What we witness clearly in the interview with the Archbishop is a doubt over the God proclaimed in the actual existing church, which is cloaked in a belief in a Big Other. For simplicity's sake we can say that there are broadly three possible positions he could take about the God proclaimed overtly in church,

I believe

I doubt

I don’t believe

But none of these need touch his more fundamental commitment to the Big Other.

In the same way, someone could affirm one of these three positions while rejecting the Big Other. Indeed I would say that this is the project of Radical Theology.

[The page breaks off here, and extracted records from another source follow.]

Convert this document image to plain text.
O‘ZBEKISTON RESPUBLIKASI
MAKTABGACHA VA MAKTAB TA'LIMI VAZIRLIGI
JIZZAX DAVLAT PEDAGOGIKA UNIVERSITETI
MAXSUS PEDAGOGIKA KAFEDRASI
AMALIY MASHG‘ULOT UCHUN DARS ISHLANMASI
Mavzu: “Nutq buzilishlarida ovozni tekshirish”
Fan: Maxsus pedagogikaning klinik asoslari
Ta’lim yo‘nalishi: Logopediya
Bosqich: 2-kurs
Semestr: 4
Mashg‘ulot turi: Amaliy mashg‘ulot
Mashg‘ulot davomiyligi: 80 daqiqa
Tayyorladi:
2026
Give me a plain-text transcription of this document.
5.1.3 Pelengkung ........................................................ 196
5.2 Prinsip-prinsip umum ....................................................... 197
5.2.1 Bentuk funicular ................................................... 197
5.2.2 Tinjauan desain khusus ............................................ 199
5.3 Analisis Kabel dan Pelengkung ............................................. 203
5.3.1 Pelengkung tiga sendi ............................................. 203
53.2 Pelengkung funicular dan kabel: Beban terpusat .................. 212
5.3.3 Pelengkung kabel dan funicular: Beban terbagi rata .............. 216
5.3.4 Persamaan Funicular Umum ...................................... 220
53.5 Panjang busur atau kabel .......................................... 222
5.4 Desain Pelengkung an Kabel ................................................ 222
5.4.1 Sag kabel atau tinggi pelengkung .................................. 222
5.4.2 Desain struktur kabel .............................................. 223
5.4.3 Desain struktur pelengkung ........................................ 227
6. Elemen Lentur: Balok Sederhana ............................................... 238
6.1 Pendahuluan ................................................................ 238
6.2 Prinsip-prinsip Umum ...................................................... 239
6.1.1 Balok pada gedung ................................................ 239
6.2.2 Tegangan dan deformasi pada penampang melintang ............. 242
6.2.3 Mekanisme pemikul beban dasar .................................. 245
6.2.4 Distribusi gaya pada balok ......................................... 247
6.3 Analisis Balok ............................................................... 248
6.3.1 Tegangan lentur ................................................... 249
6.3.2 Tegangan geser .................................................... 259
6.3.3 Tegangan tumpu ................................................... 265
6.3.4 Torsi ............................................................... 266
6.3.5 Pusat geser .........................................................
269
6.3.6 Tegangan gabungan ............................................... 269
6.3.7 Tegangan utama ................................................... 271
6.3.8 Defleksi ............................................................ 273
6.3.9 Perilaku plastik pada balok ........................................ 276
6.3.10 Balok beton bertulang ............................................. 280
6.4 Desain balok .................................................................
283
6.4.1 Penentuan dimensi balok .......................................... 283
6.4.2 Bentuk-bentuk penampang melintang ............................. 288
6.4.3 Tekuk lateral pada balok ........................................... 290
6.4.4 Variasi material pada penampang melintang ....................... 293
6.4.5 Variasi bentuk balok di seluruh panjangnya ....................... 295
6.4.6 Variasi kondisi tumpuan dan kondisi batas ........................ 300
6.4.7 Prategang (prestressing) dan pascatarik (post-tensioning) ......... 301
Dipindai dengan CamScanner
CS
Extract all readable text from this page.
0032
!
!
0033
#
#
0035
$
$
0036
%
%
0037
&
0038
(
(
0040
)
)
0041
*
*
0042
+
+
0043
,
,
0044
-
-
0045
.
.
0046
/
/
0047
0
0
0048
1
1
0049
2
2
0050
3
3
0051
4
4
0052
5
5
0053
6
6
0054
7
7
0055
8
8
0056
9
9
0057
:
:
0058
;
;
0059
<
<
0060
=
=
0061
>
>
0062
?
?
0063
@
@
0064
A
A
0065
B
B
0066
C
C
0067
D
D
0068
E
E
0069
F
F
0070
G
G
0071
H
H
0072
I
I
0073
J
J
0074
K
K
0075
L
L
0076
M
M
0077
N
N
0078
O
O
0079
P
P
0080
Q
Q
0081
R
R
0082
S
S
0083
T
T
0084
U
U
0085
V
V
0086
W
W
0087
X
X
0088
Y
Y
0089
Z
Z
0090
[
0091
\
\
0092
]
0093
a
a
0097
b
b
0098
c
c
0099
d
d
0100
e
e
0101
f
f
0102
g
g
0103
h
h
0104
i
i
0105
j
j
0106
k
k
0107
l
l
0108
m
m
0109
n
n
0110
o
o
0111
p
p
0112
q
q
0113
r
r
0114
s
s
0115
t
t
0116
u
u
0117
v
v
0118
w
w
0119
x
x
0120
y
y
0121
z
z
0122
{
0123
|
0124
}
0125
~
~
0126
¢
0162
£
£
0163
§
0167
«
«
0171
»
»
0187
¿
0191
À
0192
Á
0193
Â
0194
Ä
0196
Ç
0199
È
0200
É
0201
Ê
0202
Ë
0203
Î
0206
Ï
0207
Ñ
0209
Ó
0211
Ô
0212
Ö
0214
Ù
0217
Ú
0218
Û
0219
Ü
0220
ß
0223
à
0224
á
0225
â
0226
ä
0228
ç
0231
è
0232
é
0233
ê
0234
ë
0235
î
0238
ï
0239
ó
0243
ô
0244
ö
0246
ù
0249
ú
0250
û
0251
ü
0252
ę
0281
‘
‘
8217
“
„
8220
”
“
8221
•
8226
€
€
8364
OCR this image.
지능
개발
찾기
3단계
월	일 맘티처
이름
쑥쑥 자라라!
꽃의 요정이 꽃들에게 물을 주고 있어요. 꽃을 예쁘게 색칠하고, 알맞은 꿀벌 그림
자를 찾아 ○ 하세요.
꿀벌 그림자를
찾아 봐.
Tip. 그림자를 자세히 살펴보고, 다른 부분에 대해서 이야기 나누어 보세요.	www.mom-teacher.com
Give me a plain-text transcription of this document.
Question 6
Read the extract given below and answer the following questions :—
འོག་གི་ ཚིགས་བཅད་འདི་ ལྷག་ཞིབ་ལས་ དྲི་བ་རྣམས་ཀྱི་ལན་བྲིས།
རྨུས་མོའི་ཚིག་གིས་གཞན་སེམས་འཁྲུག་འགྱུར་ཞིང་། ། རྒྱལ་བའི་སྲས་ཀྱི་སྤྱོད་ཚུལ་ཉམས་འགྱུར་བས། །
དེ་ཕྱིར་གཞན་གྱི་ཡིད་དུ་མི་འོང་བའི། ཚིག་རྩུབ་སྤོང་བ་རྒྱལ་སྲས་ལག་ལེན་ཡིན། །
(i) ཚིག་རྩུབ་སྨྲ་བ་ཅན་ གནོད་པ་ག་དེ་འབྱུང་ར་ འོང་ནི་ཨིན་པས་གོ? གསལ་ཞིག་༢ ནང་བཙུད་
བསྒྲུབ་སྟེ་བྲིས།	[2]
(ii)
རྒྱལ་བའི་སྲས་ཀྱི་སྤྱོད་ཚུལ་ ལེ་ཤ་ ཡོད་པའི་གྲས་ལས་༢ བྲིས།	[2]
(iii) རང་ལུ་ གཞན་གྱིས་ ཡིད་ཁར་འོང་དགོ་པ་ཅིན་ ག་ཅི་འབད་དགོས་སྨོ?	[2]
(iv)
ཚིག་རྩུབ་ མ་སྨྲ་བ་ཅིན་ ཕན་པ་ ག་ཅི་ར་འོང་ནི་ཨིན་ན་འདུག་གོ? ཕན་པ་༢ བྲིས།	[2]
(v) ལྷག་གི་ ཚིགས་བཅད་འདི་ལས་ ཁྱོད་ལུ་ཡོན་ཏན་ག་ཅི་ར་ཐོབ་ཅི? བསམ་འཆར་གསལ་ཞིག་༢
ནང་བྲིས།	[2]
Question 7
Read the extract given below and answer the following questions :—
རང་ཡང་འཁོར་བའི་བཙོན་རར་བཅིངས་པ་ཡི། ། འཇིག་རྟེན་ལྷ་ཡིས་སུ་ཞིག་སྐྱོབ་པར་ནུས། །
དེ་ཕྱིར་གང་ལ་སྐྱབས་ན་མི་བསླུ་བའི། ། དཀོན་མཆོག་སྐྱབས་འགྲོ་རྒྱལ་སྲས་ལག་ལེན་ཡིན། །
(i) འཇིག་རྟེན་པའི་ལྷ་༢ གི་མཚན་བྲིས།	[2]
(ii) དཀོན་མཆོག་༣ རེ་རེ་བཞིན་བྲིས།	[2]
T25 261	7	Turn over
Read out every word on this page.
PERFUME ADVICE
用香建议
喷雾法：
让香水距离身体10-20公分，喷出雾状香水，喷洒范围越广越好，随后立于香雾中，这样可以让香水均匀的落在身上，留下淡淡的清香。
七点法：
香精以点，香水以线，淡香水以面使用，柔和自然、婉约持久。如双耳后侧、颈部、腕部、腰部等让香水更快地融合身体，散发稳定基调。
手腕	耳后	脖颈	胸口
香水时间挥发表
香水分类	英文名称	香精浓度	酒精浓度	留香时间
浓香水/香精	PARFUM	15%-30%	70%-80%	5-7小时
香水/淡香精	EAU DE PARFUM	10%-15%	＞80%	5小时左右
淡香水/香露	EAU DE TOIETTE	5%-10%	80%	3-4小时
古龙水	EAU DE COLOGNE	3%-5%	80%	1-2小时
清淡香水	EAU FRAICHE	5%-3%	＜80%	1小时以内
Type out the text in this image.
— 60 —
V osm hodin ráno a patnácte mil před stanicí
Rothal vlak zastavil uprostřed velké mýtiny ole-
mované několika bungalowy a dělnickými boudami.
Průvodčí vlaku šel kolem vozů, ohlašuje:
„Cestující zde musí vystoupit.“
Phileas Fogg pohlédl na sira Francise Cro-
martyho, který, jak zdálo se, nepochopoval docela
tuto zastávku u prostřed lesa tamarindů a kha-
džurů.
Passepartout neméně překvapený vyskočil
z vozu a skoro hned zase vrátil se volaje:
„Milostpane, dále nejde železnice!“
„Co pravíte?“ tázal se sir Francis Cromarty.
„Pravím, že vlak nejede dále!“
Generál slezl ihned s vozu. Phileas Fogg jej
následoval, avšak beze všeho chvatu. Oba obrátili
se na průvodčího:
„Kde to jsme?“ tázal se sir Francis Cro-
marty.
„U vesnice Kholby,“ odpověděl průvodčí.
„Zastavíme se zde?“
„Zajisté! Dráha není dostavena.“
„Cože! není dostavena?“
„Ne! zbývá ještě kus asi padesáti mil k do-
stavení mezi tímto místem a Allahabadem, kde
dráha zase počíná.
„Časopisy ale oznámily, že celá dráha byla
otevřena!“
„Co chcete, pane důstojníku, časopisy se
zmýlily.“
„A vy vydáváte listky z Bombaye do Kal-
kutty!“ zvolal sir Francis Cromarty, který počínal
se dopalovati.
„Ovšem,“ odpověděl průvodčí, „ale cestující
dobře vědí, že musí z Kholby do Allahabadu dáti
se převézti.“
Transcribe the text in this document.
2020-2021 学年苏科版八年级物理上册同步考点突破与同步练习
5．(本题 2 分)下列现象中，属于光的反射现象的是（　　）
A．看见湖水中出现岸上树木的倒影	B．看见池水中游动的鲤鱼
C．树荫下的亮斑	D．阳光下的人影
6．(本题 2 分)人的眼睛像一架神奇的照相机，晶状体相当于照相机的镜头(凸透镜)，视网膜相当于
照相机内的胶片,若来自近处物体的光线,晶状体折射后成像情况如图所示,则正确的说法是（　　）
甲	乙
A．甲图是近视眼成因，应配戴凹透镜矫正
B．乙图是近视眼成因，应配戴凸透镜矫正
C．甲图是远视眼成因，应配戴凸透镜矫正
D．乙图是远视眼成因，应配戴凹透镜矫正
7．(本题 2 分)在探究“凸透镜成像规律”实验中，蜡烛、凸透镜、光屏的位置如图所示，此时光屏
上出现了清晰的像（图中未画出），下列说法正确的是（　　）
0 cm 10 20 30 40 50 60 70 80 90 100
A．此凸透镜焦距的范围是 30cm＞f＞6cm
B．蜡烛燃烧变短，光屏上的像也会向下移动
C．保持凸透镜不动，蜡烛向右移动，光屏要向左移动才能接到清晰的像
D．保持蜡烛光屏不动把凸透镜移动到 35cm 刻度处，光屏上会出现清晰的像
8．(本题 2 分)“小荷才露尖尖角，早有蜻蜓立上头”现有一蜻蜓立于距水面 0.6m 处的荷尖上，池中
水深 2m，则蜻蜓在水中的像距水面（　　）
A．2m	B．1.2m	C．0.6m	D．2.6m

The point of all this is to say that an atheist could very well claim “I don’t believe in God,” while still making the move of the Archbishop: unconsciously affirming a Big Other who is able to protect them from accepting the consequences of their position. Just as we witness in the nightclub example, such a belief in the Big Other always betrays itself in some way (such as prayer, listening to religious music, supporting ones parents beliefs etc.).

This is why Radical Theology makes the claim that popular atheism is not atheistic enough. For it only attacks the easy target that is the anthropomorphic God of contemporary Christianity. It has nothing to say about the Big Other. Radical Theology, on the other hand, seeks to expose how the Big Other – that protects us from confronting our own personal, religious and political crisis – is a fiction. Indeed Radical Theology is a project that claims this assault on the Big Other is the core message of Christianity.

What would have been more scandalous and insightful than this interview with the Archbishop would be to hear a high profile church leader saying, “I happen to believe in God much of the time, but I know that, in those moments, the God who would protect me from myself does not exist.”